Jack Clowes
- Born: John William Preston Clowes 31 July 1866 Philadelphia, Pennsylvania, United States of America
- Died: 10 March 1927 (aged 60) Ashton-under-Lyne, Cheshire, England
- Height: 5 ft 8.5 in (1.74 m)
- Weight: 11 st 7 lb (161 lb; 73 kg)

Rugby union career
- Position: Forward

Amateur team(s)
- Years: Team / Apps / (Points)
- 1884–1891: Halifax

Provincial / State sides
- Years: Team / Apps / (Points)
- 1888: Yorkshire

International career
- Years: Team / Apps / (Points)
- 1888: British Isles / 0 / (0)

= Jack Clowes =

British Lions international rugby union player

Jack Clowes (31 July 1866 – 10 March 1927), was an American-born British rugby union footballer of the 1880s, who played in Yorkshire for Halifax, and was selected to play at a representative level for the British Isles on the 1888 British Lions tour to New Zealand and Australia, the first tour by a team representing the British Isles. Clowes is notable for having been prohibited from playing on that 1888 tour due to the Rugby Football Union deeming him a professional, and for the subsequent ramifications of his case contributing to the creation of the Northern Rugby Football Union in 1895.

==Early life and career==
John William Preston Clowes was born on 31 July 1866 in Philadelphia, as a British subject, the eldest son of Stephen Clowes and Mary (nee Preston). His parents were both from Leicestershire – Shearsby and Kilby respectively – and, after marrying in 1865, left for the United States of America, arriving in New York on 6 November 1865. John was born the next year in Philadelphia. By 1871, John had moved to England and was living in Shearsby with his paternal grandparents. By 1881 John was resident with his maternal grandparents in Kilby. His mother, having returned from the United States, remarried to William Jayes and moved to Halifax in Yorkshire where John later joined her. He became a factory worked and a mechanic.

== Domestic career ==
Jack Clowes began playing rugby football at the age of 16, joining the Halifax Free Wanderers, at the time a very good junior team. After playing two seasons with the Wanderers he joined the Halifax Club in 1884. He was a member of the team that won the Yorkshire Challenge Cup in 1886 and hardly missed a game for the club for the next two years. In 1888 he was selected to play for Yorkshire County, making his début against Somerset. Playing as a forward, he was very fast, an expert dribbler and a good tackler. He was considered to be one of the best rising players in the North of England in 1888, and was the leading scorer for Halifax in that season, leading to his selection for the British team's tour to New Zealand and Australia.

==British Isles==
The 1888 tour was organised by two cricket professionals, Arthur Shrewsbury and Alfred Shaw, who had little appreciation of the seriousness with which the RFU took the amateur ideal. They had appointed an agent to recruit the players and pay them a clothing allowance of £15 each. Before the tour began, Halifax played Dewsbury in the second round of the Yorkshire Cup. Two of Dewsbury's players, William Stadden and Angus Stuart, the latter who had also been selected for the British Isles team, were withdrawn from playing in the cup match by the president of Dewsbury, Mark Newsome after he had learned from Stuart of the £15 allowance. Dewsbury lost the match and Newsome subsequently appealed the result on the grounds that Halifax had fielded a professional in the person of Clowes. Clowes subsequently appeared before the Yorkshire Committee and admitted everything, and offered to pay back the £15. However, the RFU later judged him to be a professional but the news did not reach him until he was aboard the Kaikoura having set sail with the touring party. The rules of the day were such that, if one professional was deemed to have played in a match then the whole side was deemed professional. As such, Clowes was forbidden from playing any games on the tour. Shrewsbury even commented to Shaw of Clowes "he is a dead head and of no use to us at all".

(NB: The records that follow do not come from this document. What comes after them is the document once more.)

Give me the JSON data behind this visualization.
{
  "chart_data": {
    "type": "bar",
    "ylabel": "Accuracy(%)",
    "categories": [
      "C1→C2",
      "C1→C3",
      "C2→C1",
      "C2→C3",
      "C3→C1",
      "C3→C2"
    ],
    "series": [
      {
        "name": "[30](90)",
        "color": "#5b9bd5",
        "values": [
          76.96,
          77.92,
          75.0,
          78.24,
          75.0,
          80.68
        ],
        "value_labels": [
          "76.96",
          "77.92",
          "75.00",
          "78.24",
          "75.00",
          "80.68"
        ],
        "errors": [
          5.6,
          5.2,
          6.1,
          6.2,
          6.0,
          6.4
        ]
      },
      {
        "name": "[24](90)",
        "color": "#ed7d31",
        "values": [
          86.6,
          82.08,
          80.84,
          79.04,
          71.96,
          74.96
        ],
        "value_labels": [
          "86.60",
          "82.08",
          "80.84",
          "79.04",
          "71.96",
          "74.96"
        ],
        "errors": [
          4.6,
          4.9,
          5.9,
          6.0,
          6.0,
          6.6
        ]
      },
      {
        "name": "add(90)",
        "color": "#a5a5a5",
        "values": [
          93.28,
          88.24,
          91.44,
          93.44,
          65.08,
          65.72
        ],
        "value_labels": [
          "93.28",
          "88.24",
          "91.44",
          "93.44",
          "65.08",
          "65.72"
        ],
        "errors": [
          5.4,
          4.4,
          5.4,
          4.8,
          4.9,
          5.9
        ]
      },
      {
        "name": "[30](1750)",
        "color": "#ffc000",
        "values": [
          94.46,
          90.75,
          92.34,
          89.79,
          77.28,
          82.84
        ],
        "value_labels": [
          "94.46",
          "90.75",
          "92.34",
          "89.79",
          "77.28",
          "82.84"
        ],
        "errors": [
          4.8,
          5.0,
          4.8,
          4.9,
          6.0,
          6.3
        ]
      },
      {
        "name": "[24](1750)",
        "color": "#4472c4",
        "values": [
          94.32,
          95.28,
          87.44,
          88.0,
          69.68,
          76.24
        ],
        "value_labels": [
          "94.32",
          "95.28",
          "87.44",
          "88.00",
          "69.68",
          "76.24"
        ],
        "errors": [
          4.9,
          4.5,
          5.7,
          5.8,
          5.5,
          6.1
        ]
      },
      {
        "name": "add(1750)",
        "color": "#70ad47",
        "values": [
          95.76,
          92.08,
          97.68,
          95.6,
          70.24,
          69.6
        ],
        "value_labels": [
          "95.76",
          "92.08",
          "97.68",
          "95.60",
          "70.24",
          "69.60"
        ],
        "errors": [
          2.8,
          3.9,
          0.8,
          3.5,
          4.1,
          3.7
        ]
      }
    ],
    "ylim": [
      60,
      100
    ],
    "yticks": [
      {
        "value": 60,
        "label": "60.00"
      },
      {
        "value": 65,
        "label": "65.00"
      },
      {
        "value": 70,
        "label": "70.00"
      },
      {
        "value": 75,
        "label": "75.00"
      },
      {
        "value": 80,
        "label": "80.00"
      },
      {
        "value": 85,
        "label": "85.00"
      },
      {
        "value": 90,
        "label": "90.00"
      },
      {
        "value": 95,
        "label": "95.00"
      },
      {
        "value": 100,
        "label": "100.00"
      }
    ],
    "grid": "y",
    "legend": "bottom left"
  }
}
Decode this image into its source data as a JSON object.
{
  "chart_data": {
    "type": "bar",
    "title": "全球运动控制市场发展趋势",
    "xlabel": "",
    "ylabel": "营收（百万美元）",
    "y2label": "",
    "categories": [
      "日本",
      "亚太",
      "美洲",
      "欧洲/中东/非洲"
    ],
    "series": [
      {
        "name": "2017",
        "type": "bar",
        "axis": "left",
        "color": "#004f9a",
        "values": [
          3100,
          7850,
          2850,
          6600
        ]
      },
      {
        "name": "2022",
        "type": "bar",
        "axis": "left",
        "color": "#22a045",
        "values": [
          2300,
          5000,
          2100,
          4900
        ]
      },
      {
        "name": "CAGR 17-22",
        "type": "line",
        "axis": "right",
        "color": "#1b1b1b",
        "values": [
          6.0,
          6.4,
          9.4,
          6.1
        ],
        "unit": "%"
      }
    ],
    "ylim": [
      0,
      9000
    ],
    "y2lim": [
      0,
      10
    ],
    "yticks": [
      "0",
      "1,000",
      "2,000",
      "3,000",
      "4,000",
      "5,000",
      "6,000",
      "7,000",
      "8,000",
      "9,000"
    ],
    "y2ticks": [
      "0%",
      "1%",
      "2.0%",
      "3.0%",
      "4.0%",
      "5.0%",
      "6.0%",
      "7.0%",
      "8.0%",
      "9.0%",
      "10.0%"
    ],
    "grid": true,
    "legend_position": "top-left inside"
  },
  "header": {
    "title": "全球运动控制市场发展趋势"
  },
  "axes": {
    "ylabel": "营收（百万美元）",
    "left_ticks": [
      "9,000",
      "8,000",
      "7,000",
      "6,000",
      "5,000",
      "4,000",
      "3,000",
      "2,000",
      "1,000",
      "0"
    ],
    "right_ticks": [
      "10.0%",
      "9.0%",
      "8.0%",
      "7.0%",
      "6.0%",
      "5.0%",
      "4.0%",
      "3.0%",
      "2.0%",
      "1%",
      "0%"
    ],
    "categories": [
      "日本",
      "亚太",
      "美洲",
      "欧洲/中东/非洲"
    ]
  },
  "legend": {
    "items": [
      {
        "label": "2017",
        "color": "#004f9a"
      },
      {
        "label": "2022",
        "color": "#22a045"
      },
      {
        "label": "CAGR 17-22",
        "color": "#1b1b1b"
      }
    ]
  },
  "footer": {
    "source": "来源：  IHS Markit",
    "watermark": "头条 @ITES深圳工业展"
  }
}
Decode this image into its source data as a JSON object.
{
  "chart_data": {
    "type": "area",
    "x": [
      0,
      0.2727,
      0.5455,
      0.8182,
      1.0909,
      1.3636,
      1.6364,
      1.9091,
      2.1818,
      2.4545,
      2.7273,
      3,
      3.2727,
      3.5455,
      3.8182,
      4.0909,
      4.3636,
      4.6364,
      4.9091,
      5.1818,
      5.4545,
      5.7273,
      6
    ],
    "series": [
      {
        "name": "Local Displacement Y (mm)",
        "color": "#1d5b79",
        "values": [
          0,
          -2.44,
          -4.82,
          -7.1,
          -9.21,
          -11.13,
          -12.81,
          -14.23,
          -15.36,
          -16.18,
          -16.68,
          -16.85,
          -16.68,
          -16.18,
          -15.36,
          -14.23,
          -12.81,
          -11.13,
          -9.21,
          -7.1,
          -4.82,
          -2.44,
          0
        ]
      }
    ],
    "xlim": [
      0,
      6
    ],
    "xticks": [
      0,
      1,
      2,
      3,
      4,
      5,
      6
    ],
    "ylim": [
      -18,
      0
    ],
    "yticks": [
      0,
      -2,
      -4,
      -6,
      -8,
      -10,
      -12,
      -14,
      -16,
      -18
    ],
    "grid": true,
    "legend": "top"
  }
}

On the teams return in November 1888 there was still much confusion as to the status of the tourists. However, the RFU simply lifted the ban on Clowes and called on the other tourists to sign declarations that they had only received no money other than expenses whilst on tour. With every member so-swearing the matter was dropped. The inconsistent manner in which the RFU had dealt with the matter instigated a reaction in Yorkshire whereby the Yorkshire Rugby Union became more determined and zealous in their pursuit of stamping out professionalism. Several instances where their interpretation of professionalism was deemed too broad or where the punishment they rendered deemed too harsh, eventually led to a number of clubs in Yorkshire and Lancashire breaking away to form the North Rugby Football Union.

==Later life==
In 1889, Clowes was badly injured in an industrial accident that almost ended his career. In 1901 he was listed as still living with his mother and stepfather and working as a mechanic. Clowes died on 10 March 1927 in Cheshire.